2011年の調査で出土した木樋は三つの細長い部分からなり、長さ4.2メートル、幅35〜70センチ、厚さ4〜10.4センチ。一方の端に長さ35センチ、幅30センチと、長さ60センチ、幅35センチの二つの水槽状のくりぬきがあり、もう一方の端まで幅10センチの溝が延びる。放射性炭素年代を測定し実年代に換算した結果、3世紀中ごろ〜4世紀中ごろのものと判明した。二つの槽を持つ木樋の実物が出土したのは国内初。
木樋はくいで地面に固定され、周囲には1.7〜1.8メートル間隔で柱が4本あった。建物か塀で囲った中で、くりぬき部分に水をためて上澄みを得たとみられる。水の祭祀の意味はよく分かっていないが▽葬送儀礼や王位継承で用いた▽浄化した水で首長が地域の繁栄と永遠の命を願った▽浄水を水田にまき豊作を祈願した−−などの説がある。
纒向遺跡に続く導水施設の遺構は滋賀県や京都府、石川県などで4世紀のものが見つかっている。5世紀になると導水施設をかたどった埴輪(はにわ)や石製品も近畿を中心に全国各地で出土する。このため5世紀ごろに水の祭祀が近畿から各地に波及したとされていた。今回、近畿から遠い九州で纒向遺跡とほぼ同時期のものが出土したことで、その通説は再考を迫られそうだ。

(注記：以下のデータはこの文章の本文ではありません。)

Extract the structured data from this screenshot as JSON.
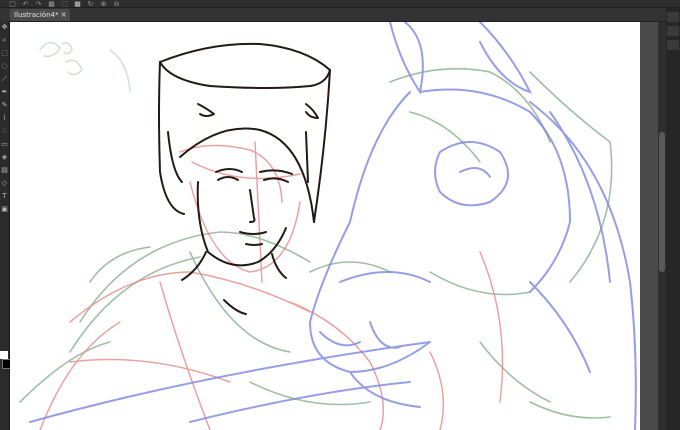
{
  "window": {
    "document_tab": "Ilustración4*"
  },
  "toolbar": {
    "icons": [
      "new-icon",
      "undo-icon",
      "redo-icon",
      "select-all-icon",
      "transform-icon",
      "color-icon",
      "rotate-icon",
      "zoom-in-icon",
      "zoom-out-icon"
    ]
  },
  "toolbox": {
    "tools": [
      "move-tool-icon",
      "zoom-tool-icon",
      "selection-tool-icon",
      "lasso-tool-icon",
      "eyedropper-tool-icon",
      "pen-tool-icon",
      "pencil-tool-icon",
      "brush-tool-icon",
      "airbrush-tool-icon",
      "eraser-tool-icon",
      "fill-tool-icon",
      "gradient-tool-icon",
      "shape-tool-icon",
      "text-tool-icon",
      "frame-tool-icon"
    ],
    "main_color": "#ffffff",
    "sub_color": "#000000"
  },
  "canvas": {
    "background": "#ffffff",
    "stroke_colors": {
      "ink": "#231a16",
      "red": "#e88a8a",
      "green": "#8fb495",
      "blue": "#7d86e0"
    }
  }
}
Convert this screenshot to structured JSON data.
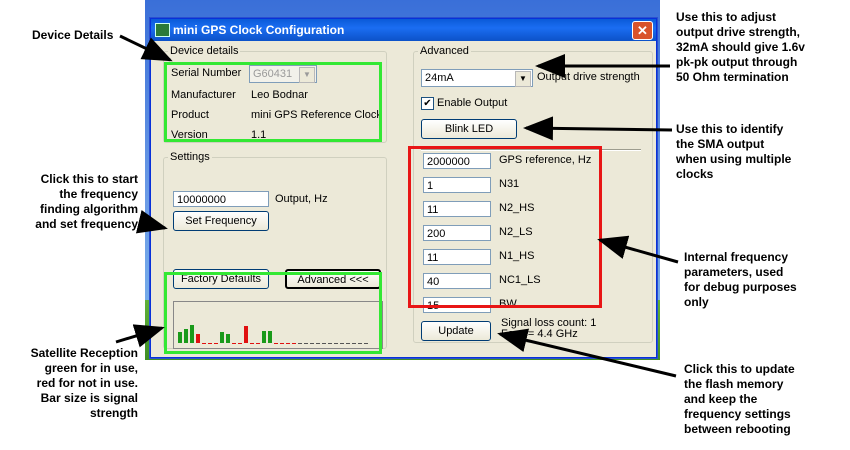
{
  "window": {
    "title": "mini GPS Clock Configuration",
    "close_glyph": "✕"
  },
  "device_details": {
    "legend": "Device details",
    "serial_label": "Serial Number",
    "serial_value": "G60431",
    "manufacturer_label": "Manufacturer",
    "manufacturer_value": "Leo Bodnar",
    "product_label": "Product",
    "product_value": "mini GPS Reference Clock",
    "version_label": "Version",
    "version_value": "1.1"
  },
  "settings": {
    "legend": "Settings",
    "output_value": "10000000",
    "output_label": "Output, Hz",
    "set_frequency_label": "Set Frequency",
    "factory_defaults_label": "Factory Defaults",
    "advanced_toggle_label": "Advanced  <<<"
  },
  "satellites": {
    "in_use_color": "#1a9a1a",
    "not_used_color": "#e01010",
    "bars": [
      {
        "strength": 0.35,
        "used": true
      },
      {
        "strength": 0.45,
        "used": true
      },
      {
        "strength": 0.6,
        "used": true
      },
      {
        "strength": 0.3,
        "used": false
      },
      {
        "strength": 0,
        "used": false
      },
      {
        "strength": 0,
        "used": false
      },
      {
        "strength": 0,
        "used": false
      },
      {
        "strength": 0.35,
        "used": true
      },
      {
        "strength": 0.3,
        "used": true
      },
      {
        "strength": 0,
        "used": false
      },
      {
        "strength": 0,
        "used": false
      },
      {
        "strength": 0.55,
        "used": false
      },
      {
        "strength": 0,
        "used": false
      },
      {
        "strength": 0,
        "used": false
      },
      {
        "strength": 0.4,
        "used": true
      },
      {
        "strength": 0.4,
        "used": true
      },
      {
        "strength": 0,
        "used": false
      },
      {
        "strength": 0,
        "used": false
      },
      {
        "strength": 0,
        "used": false
      },
      {
        "strength": 0,
        "used": false
      },
      {
        "strength": 0,
        "used": false
      },
      {
        "strength": 0,
        "used": false
      },
      {
        "strength": 0,
        "used": false
      },
      {
        "strength": 0,
        "used": false
      },
      {
        "strength": 0,
        "used": false
      },
      {
        "strength": 0,
        "used": false
      },
      {
        "strength": 0,
        "used": false
      },
      {
        "strength": 0,
        "used": false
      },
      {
        "strength": 0,
        "used": false
      },
      {
        "strength": 0,
        "used": false
      },
      {
        "strength": 0,
        "used": false
      },
      {
        "strength": 0,
        "used": false
      }
    ]
  },
  "advanced": {
    "legend": "Advanced",
    "drive_value": "24mA",
    "drive_label": "Output drive strength",
    "enable_output_label": "Enable Output",
    "enable_output_checked": true,
    "blink_led_label": "Blink LED",
    "params": [
      {
        "value": "2000000",
        "label": "GPS reference, Hz"
      },
      {
        "value": "1",
        "label": "N31"
      },
      {
        "value": "11",
        "label": "N2_HS"
      },
      {
        "value": "200",
        "label": "N2_LS"
      },
      {
        "value": "11",
        "label": "N1_HS"
      },
      {
        "value": "40",
        "label": "NC1_LS"
      },
      {
        "value": "15",
        "label": "BW"
      }
    ],
    "update_label": "Update",
    "signal_loss": "Signal loss count: 1",
    "fosc": "Fosc = 4.4 GHz"
  },
  "annotations": {
    "device_details": "Device Details",
    "set_frequency": [
      "Click this to start",
      "the frequency",
      "finding algorithm",
      "and set frequency"
    ],
    "satellite": [
      "Satellite Reception",
      "green for in use,",
      "red for not in use.",
      "Bar size is signal",
      "strength"
    ],
    "drive": [
      "Use this to adjust",
      "output drive strength,",
      "32mA should give 1.6v",
      "pk-pk output through",
      "50 Ohm termination"
    ],
    "blink": [
      "Use this to identify",
      "the SMA output",
      "when using multiple",
      "clocks"
    ],
    "internal": [
      "Internal frequency",
      "parameters, used",
      "for debug purposes",
      "only"
    ],
    "update": [
      "Click this to update",
      "the flash memory",
      "and keep the",
      "frequency settings",
      "between rebooting"
    ]
  }
}
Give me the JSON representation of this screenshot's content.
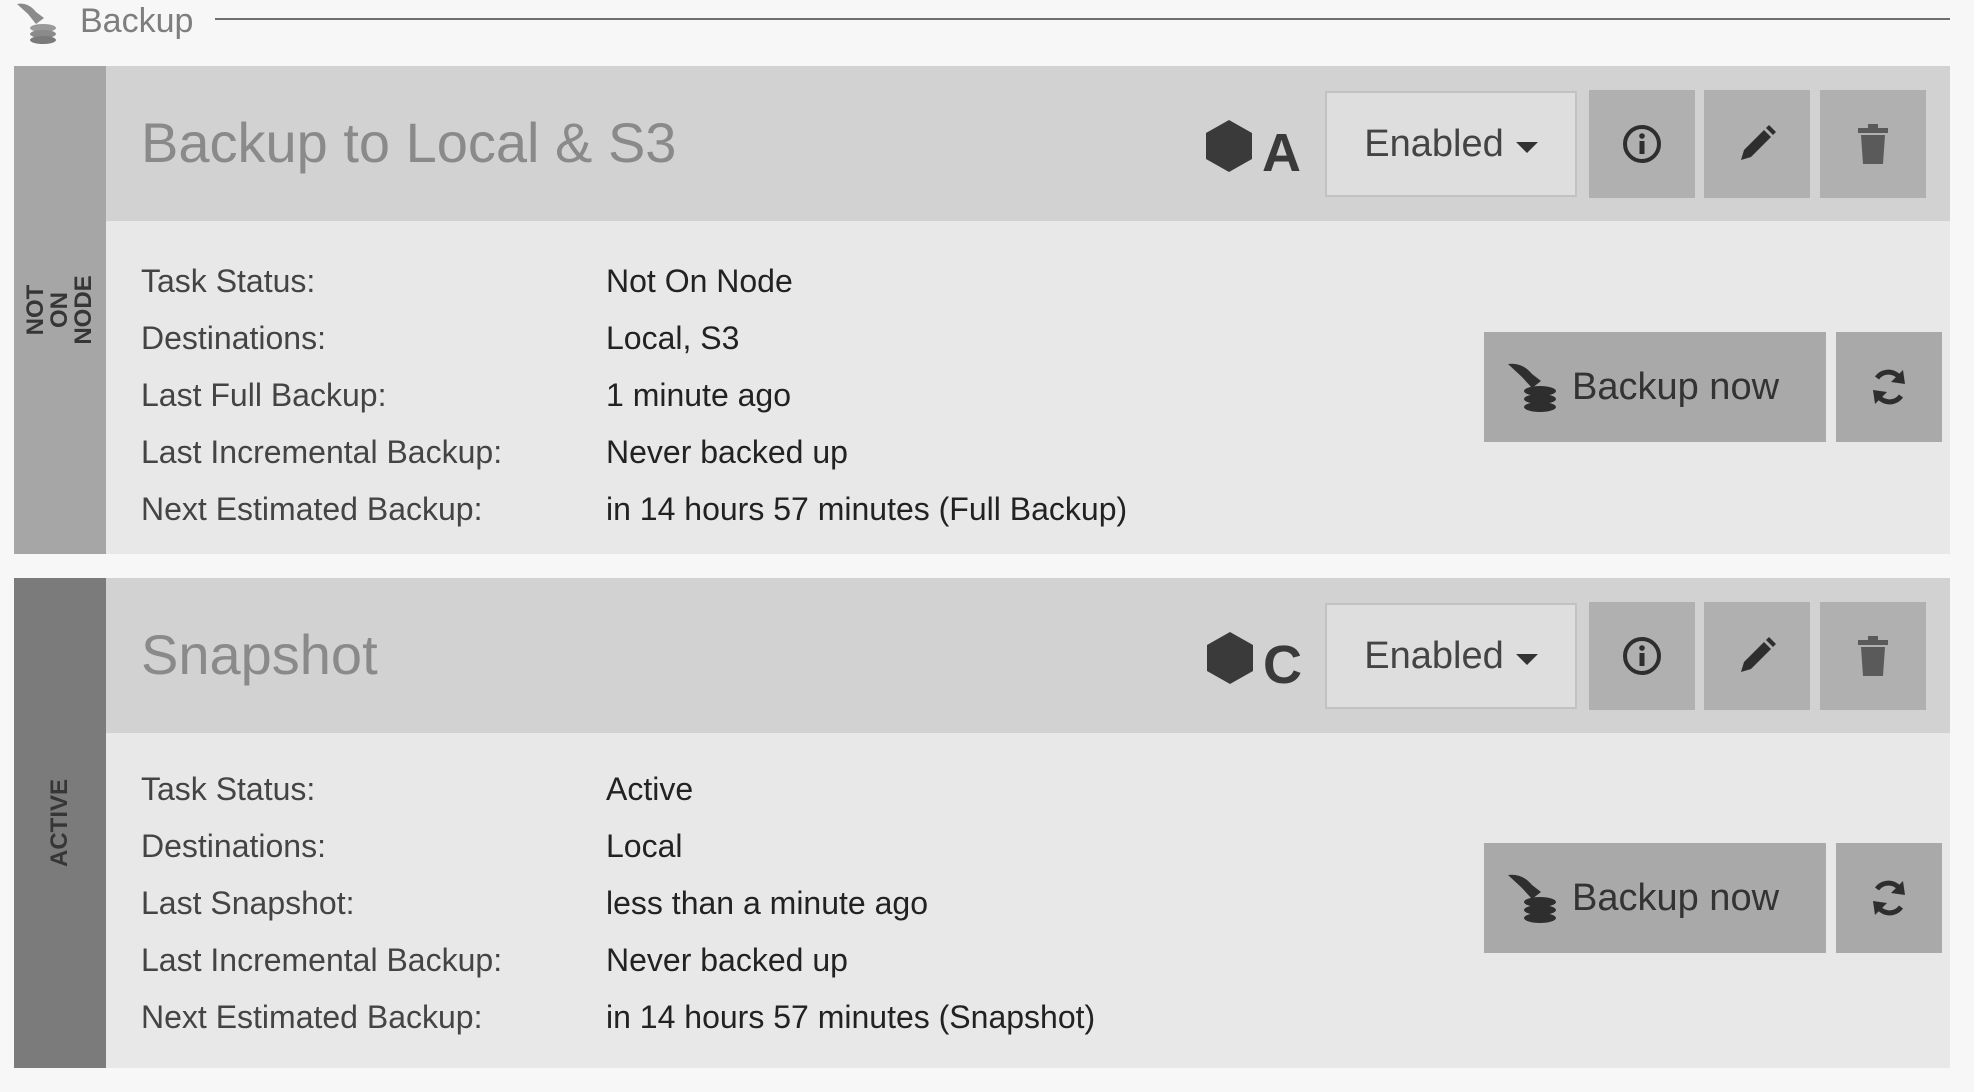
{
  "section": {
    "title": "Backup"
  },
  "tasks": [
    {
      "title": "Backup to Local & S3",
      "state_label": [
        "NOT",
        "ON",
        "NODE"
      ],
      "node_letter": "A",
      "dropdown_value": "Enabled",
      "rows": [
        {
          "label": "Task Status:",
          "value": "Not On Node"
        },
        {
          "label": "Destinations:",
          "value": "Local, S3"
        },
        {
          "label": "Last Full Backup:",
          "value": "1 minute ago"
        },
        {
          "label": "Last Incremental Backup:",
          "value": "Never backed up"
        },
        {
          "label": "Next Estimated Backup:",
          "value": "in 14 hours 57 minutes (Full Backup)"
        }
      ],
      "backup_button": "Backup now"
    },
    {
      "title": "Snapshot",
      "state_label": [
        "ACTIVE"
      ],
      "node_letter": "C",
      "dropdown_value": "Enabled",
      "rows": [
        {
          "label": "Task Status:",
          "value": "Active"
        },
        {
          "label": "Destinations:",
          "value": "Local"
        },
        {
          "label": "Last Snapshot:",
          "value": "less than a minute ago"
        },
        {
          "label": "Last Incremental Backup:",
          "value": "Never backed up"
        },
        {
          "label": "Next Estimated Backup:",
          "value": "in 14 hours 57 minutes (Snapshot)"
        }
      ],
      "backup_button": "Backup now"
    }
  ],
  "icons": {
    "header": "backup-icon",
    "node": "hexagon-icon",
    "info": "info-icon",
    "edit": "pencil-icon",
    "delete": "trash-icon",
    "backup": "backup-icon",
    "refresh": "refresh-icon"
  }
}
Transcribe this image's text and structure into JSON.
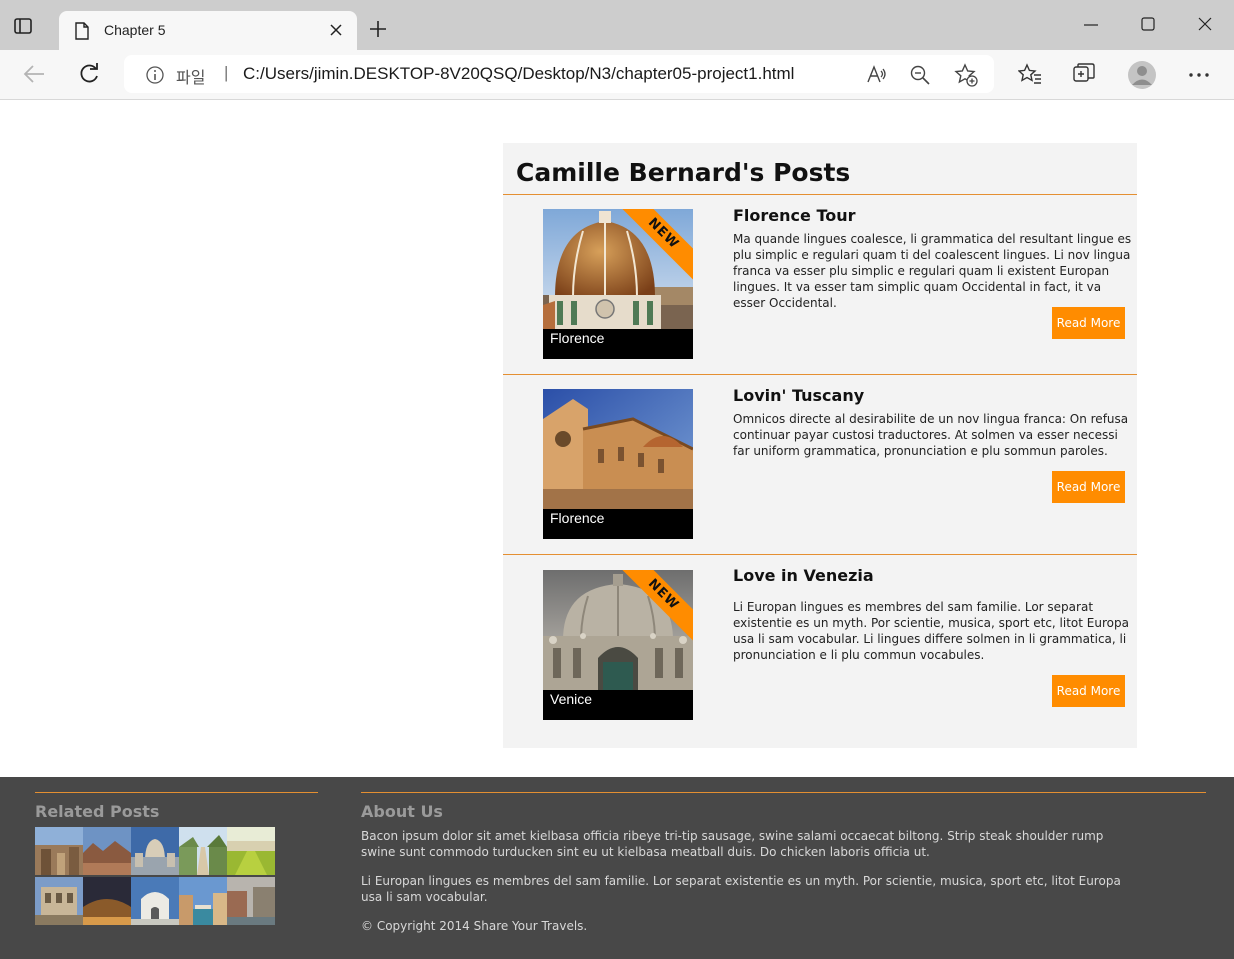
{
  "browser": {
    "tab_title": "Chapter 5",
    "address_prefix": "파일",
    "address_separator": "|",
    "url": "C:/Users/jimin.DESKTOP-8V20QSQ/Desktop/N3/chapter05-project1.html"
  },
  "posts": {
    "heading": "Camille Bernard's Posts",
    "items": [
      {
        "title": "Florence Tour",
        "text": "Ma quande lingues coalesce, li grammatica del resultant lingue es plu simplic e regulari quam ti del coalescent lingues. Li nov lingua franca va esser plu simplic e regulari quam li existent Europan lingues. It va esser tam simplic quam Occidental in fact, it va esser Occidental.",
        "caption": "Florence",
        "badge": "NEW",
        "button": "Read More"
      },
      {
        "title": "Lovin' Tuscany",
        "text": "Omnicos directe al desirabilite de un nov lingua franca: On refusa continuar payar custosi traductores. At solmen va esser necessi far uniform grammatica, pronunciation e plu sommun paroles.",
        "caption": "Florence",
        "button": "Read More"
      },
      {
        "title": "Love in Venezia",
        "text": "Li Europan lingues es membres del sam familie. Lor separat existentie es un myth. Por scientie, musica, sport etc, litot Europa usa li sam vocabular. Li lingues differe solmen in li grammatica, li pronunciation e li plu commun vocabules.",
        "caption": "Venice",
        "badge": "NEW",
        "button": "Read More"
      }
    ]
  },
  "footer": {
    "related_title": "Related Posts",
    "about_title": "About Us",
    "about_p1": "Bacon ipsum dolor sit amet kielbasa officia ribeye tri-tip sausage, swine salami occaecat biltong. Strip steak shoulder rump swine sunt commodo turducken sint eu ut kielbasa meatball duis. Do chicken laboris officia ut.",
    "about_p2": "Li Europan lingues es membres del sam familie. Lor separat existentie es un myth. Por scientie, musica, sport etc, litot Europa usa li sam vocabular.",
    "copyright": "© Copyright 2014 Share Your Travels."
  },
  "colors": {
    "accent": "#ff8c00",
    "footer_bg": "#484848",
    "panel_bg": "#f3f3f3"
  }
}
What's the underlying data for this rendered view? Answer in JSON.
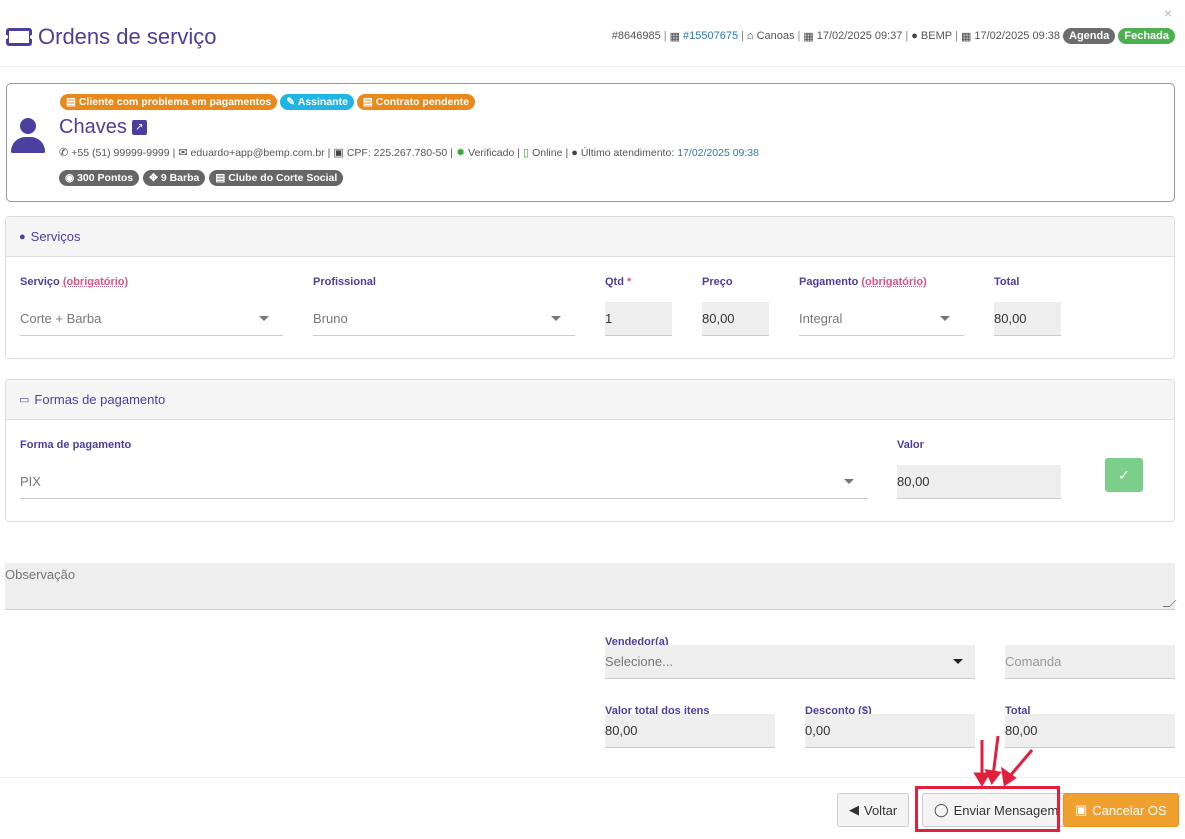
{
  "header": {
    "title": "Ordens de serviço",
    "close": "×",
    "order_id": "#8646985",
    "sep": "|",
    "ticket_link": "#15507675",
    "branch": "Canoas",
    "opened_at": "17/02/2025 09:37",
    "user": "BEMP",
    "closed_at": "17/02/2025 09:38",
    "badge_agenda": "Agenda",
    "badge_status": "Fechada"
  },
  "client": {
    "tags": [
      "Cliente com problema em pagamentos",
      "Assinante",
      "Contrato pendente"
    ],
    "name": "Chaves",
    "phone": "+55 (51) 99999-9999",
    "email": "eduardo+app@bemp.com.br",
    "cpf": "CPF: 225.267.780-50",
    "verified": "Verificado",
    "online": "Online",
    "last_label": "Último atendimento:",
    "last_value": "17/02/2025 09:38",
    "badges": [
      "300 Pontos",
      "9 Barba",
      "Clube do Corte Social"
    ]
  },
  "services": {
    "title": "Serviços",
    "labels": {
      "service": "Serviço",
      "required": "(obrigatório)",
      "professional": "Profissional",
      "qty": "Qtd",
      "star": "*",
      "price": "Preço",
      "payment": "Pagamento",
      "total": "Total"
    },
    "row": {
      "service": "Corte + Barba",
      "professional": "Bruno",
      "qty": "1",
      "price": "80,00",
      "payment": "Integral",
      "total": "80,00"
    }
  },
  "payments": {
    "title": "Formas de pagamento",
    "method_label": "Forma de pagamento",
    "method_value": "PIX",
    "value_label": "Valor",
    "value": "80,00"
  },
  "observation": {
    "placeholder": "Observação"
  },
  "footer_form": {
    "seller_label": "Vendedor(a)",
    "seller_placeholder": "Selecione...",
    "comanda_placeholder": "Comanda",
    "items_total_label": "Valor total dos itens",
    "items_total": "80,00",
    "discount_label": "Desconto ($)",
    "discount": "0,00",
    "total_label": "Total",
    "total": "80,00"
  },
  "actions": {
    "back": "Voltar",
    "send_message": "Enviar Mensagem",
    "cancel": "Cancelar OS"
  },
  "colors": {
    "primary": "#4a3f9e",
    "orange": "#e8891a",
    "blue": "#1fb5e6",
    "green": "#4caf50",
    "cancel": "#f0a02e",
    "highlight": "#e0203d"
  }
}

調査した九州歴史資料館の城門(きど)義広・主任技師は「近畿でも出土例が少ない古い時代に、地域の首長が行う祭祀として既に伝来している。ヤマト政権が遺跡一帯を重視していたといえる」と話している。木樋は5月10日まで同館で展示される。【大森顕浩】
西谷正・九州大名誉教授(考古学)の話 ヤマト政権の最新文化が時間差なくもたらされており、この遺跡一帯が誕生したばかりのヤマト政権の九州支配の拠点だったのではないか。
◇導水施設
木樋や木槽などに水を流し、上澄みの浄水を得る古墳時代の施設。木樋の周囲は建物や壁で覆う例が多く、神聖な場所の隔離とみられることから祭祀施設とされる。近畿中心に群馬県など全国13遺跡で確認され、施設をかたどった埴輪や石製品も三重、東京、大分など全国12地点で出土している。